Some of them are practitioner-based like mindfulness and gratitude. Most of them are things that are actually done with patients. The listening, the empathy, the high-quality connections, the peak-end, and those kinds of things. The combination of all of those is what we believe will have the most dramatic impact in your career and more importantly, the re-establishing of your why, your raison d’être, if you will, of why you became a medical practitioner.
Drew Applebaum: And there is so much more in the book. I think I can ask you so many more questions but this will be my last question–how do you see Telehealth, which you mentioned earlier is increasing by the day, how do you see it changing the way doctors and patients interact?
Larry Benz: That’s a great question. The numbers on Telehealth are very impressive. I think in certain aspects of healthcare like primary care, the number is quite dramatically increasing. You know as COVID is going on, and practices re-establish back to a 100% in primary care, there are actually above a 100% because you still have a lot of patients that want Telehealth, but for the more hands-on practitioners such as physical therapy and others, you would really need a combination of both.
What you lose in Telehealth is you lose the ability to connect with a patient in a meaningful way and on top of that in physical therapy, for example, we put our hands-on patients. I think what you are going to see is going to be a blended hybrid or eclectic approach where you are going to do some interventions via Telehealth delivery and some on-site.
We are experimenting with this within our own company. For example, I have a patient in here and I need to access a behavioral health specialist or a pain management physician or a neurosurgeon. I can Telehealth that physician right into my care when the patient is on-site. We call that a virtual clinic, and fortunately because of Zoom meetings and team meetings and everything else, people have gotten over a lot of fear of technology and have been thrust and forced into this. The confluence of all of those will bring great things for Telehealth delivery as a system.
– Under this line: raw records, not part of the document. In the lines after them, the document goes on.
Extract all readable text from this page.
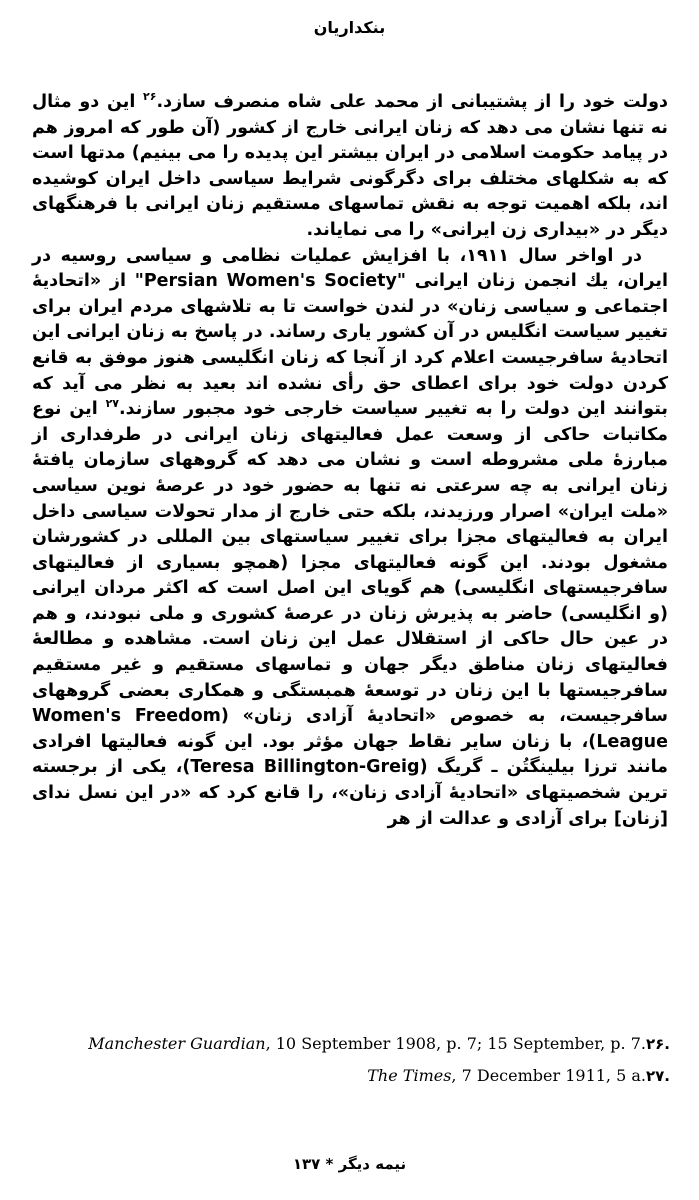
بنکداریان

دولت خود را از پشتیبانی از محمد علی شاه منصرف سازد.$^{۲۶}$ این دو مثال نه تنها نشان می دهد که زنان ایرانی خارج از کشور (آن طور که امروز هم در پیامد حکومت اسلامی در ایران بیشتر این پدیده را می بینیم) مدتها است که به شکلهای مختلف برای دگرگونی شرایط سیاسی داخل ایران کوشیده اند، بلکه اهمیت توجه به نقش تماسهای مستقیم زنان ایرانی با فرهنگهای دیگر در «بیداری زن ایرانی» را می نمایاند.

در اواخر سال ۱۹۱۱، با افزایش عملیات نظامی و سیاسی روسیه در ایران، یك انجمن زنان ایرانی "Persian Women's Society" از «اتحادیهٔ اجتماعی و سیاسی زنان» در لندن خواست تا به تلاشهای مردم ایران برای تغییر سیاست انگلیس در آن کشور یاری رساند. در پاسخ به زنان ایرانی این اتحادیهٔ سافرجیست اعلام کرد از آنجا که زنان انگلیسی هنوز موفق به قانع کردن دولت خود برای اعطای حق رأی نشده اند بعید به نظر می آید که بتوانند این دولت را به تغییر سیاست خارجی خود مجبور سازند.$^{۲۷}$ این نوع مکاتبات حاکی از وسعت عمل فعالیتهای زنان ایرانی در طرفداری از مبارزهٔ ملی مشروطه است و نشان می دهد که گروههای سازمان یافتهٔ زنان ایرانی به چه سرعتی نه تنها به حضور خود در عرصهٔ نوین سیاسی «ملت ایران» اصرار ورزیدند، بلکه حتی خارج از مدار تحولات سیاسی داخل ایران به فعالیتهای مجزا برای تغییر سیاستهای بین المللی در کشورشان مشغول بودند. این گونه فعالیتهای مجزا (همچو بسیاری از فعالیتهای سافرجیستهای انگلیسی) هم گویای این اصل است که اکثر مردان ایرانی (و انگلیسی) حاضر به پذیرش زنان در عرصهٔ کشوری و ملی نبودند، و هم در عین حال حاکی از استقلال عمل این زنان است. مشاهده و مطالعهٔ فعالیتهای زنان مناطق دیگر جهان و تماسهای مستقیم و غیر مستقیم سافرجیستها با این زنان در توسعهٔ همبستگی و همکاری بعضی گروههای سافرجیست، به خصوص «اتحادیهٔ آزادی زنان» (Women's Freedom League)، با زنان سایر نقاط جهان مؤثر بود. این گونه فعالیتها افرادی مانند ترزا بیلینگتُن ـ گریگ (Teresa Billington-Greig)، یکی از برجسته ترین شخصیتهای «اتحادیهٔ آزادی زنان»، را قانع کرد که «در این نسل ندای [زنان] برای آزادی و عدالت از هر

.۲۶Manchester Guardian, 10 September 1908, p. 7; 15 September, p. 7.
.۲۷The Times, 7 December 1911, 5 a.
نیمه دیگر * ۱۳۷
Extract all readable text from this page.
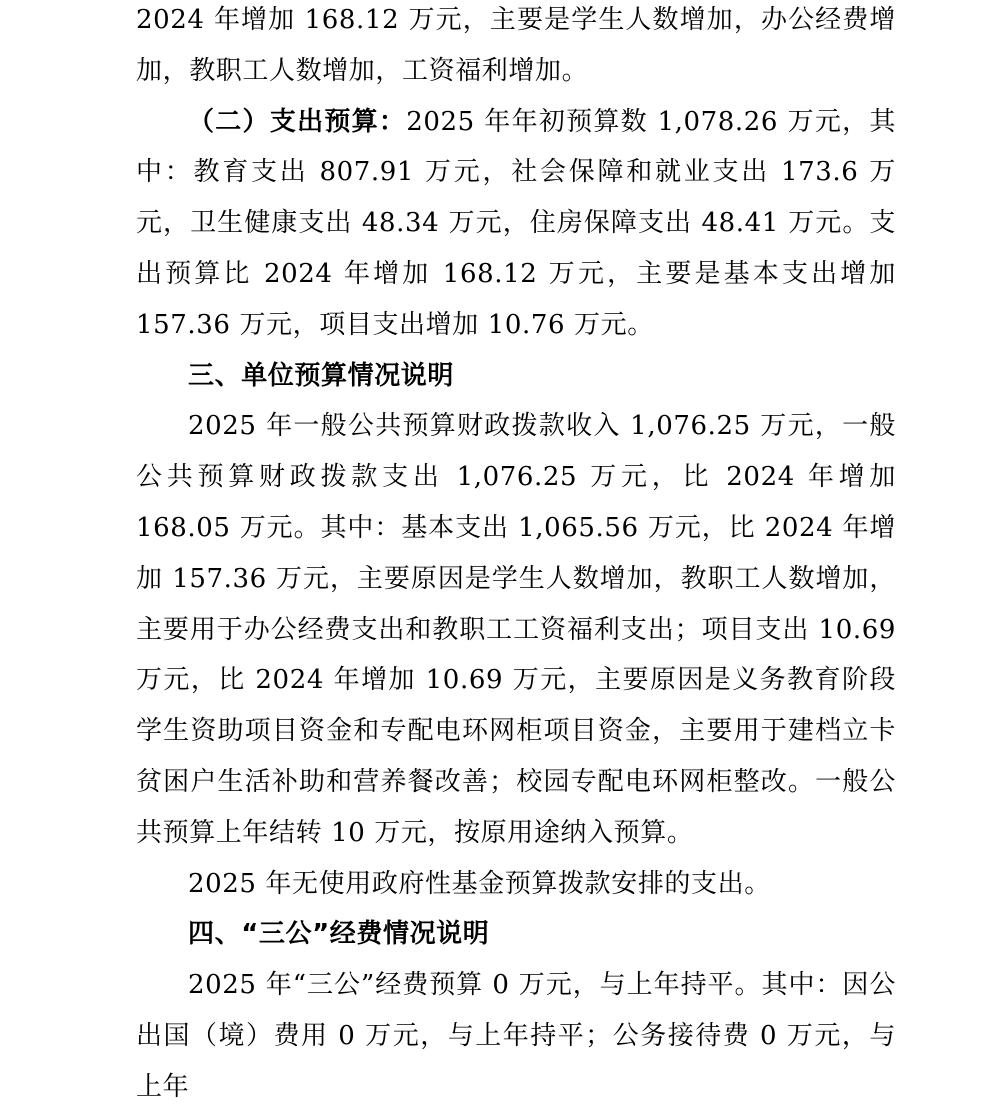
2024 年增加 168.12 万元，主要是学生人数增加，办公经费增加，教职工人数增加，工资福利增加。

（二）支出预算：2025 年年初预算数 1,078.26 万元，其中：教育支出 807.91 万元，社会保障和就业支出 173.6 万元，卫生健康支出 48.34 万元，住房保障支出 48.41 万元。支出预算比 2024 年增加 168.12 万元，主要是基本支出增加 157.36 万元，项目支出增加 10.76 万元。

三、单位预算情况说明

2025 年一般公共预算财政拨款收入 1,076.25 万元，一般公共预算财政拨款支出 1,076.25 万元，比 2024 年增加 168.05 万元。其中：基本支出 1,065.56 万元，比 2024 年增加 157.36 万元，主要原因是学生人数增加，教职工人数增加，主要用于办公经费支出和教职工工资福利支出；项目支出 10.69 万元，比 2024 年增加 10.69 万元，主要原因是义务教育阶段学生资助项目资金和专配电环网柜项目资金，主要用于建档立卡贫困户生活补助和营养餐改善；校园专配电环网柜整改。一般公共预算上年结转 10 万元，按原用途纳入预算。

2025 年无使用政府性基金预算拨款安排的支出。

四、“三公”经费情况说明

2025 年“三公”经费预算 0 万元，与上年持平。其中：因公出国（境）费用 0 万元，与上年持平；公务接待费 0 万元，与上年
Drew Applebaum: It’s exciting to see where it might go and you know I never thought about that. It extends your reach as well to bring other people into your practice. Larry, writing a book is no joke so congratulations. If readers could take away one or two things from your book, what would it be?
Larry Benz: I think the biggest thing they could take away is the soft skills of today are the new hard skills and they are critically important relative to the patient and practitioner experience. I think the second thing is if you really want to enhance the clinical outcomes, the care and the experience for your patients, learn to talk to them, communicate and use other positive psychology interventions to make it better for everybody.
Drew Applebaum: And everybody out there, Larry has the numbers to back it up. Larry, it’s been a pleasure and I am so excited for people to check out the book. Everyone, the book is called, Called to Care. You could find it on Amazon and besides checking out the book, where can people find you?
Larry Benz: They could find me at calledtocarebook.com. LinkedIn is always a good spot. I am on Twitter @physicaltherapy. I am @physicaltherapist on Instagram.
Drew Applebaum: Thank you so much for coming on the show. I really appreciate it.
Larry Benz: Absolutely, thank you for having me.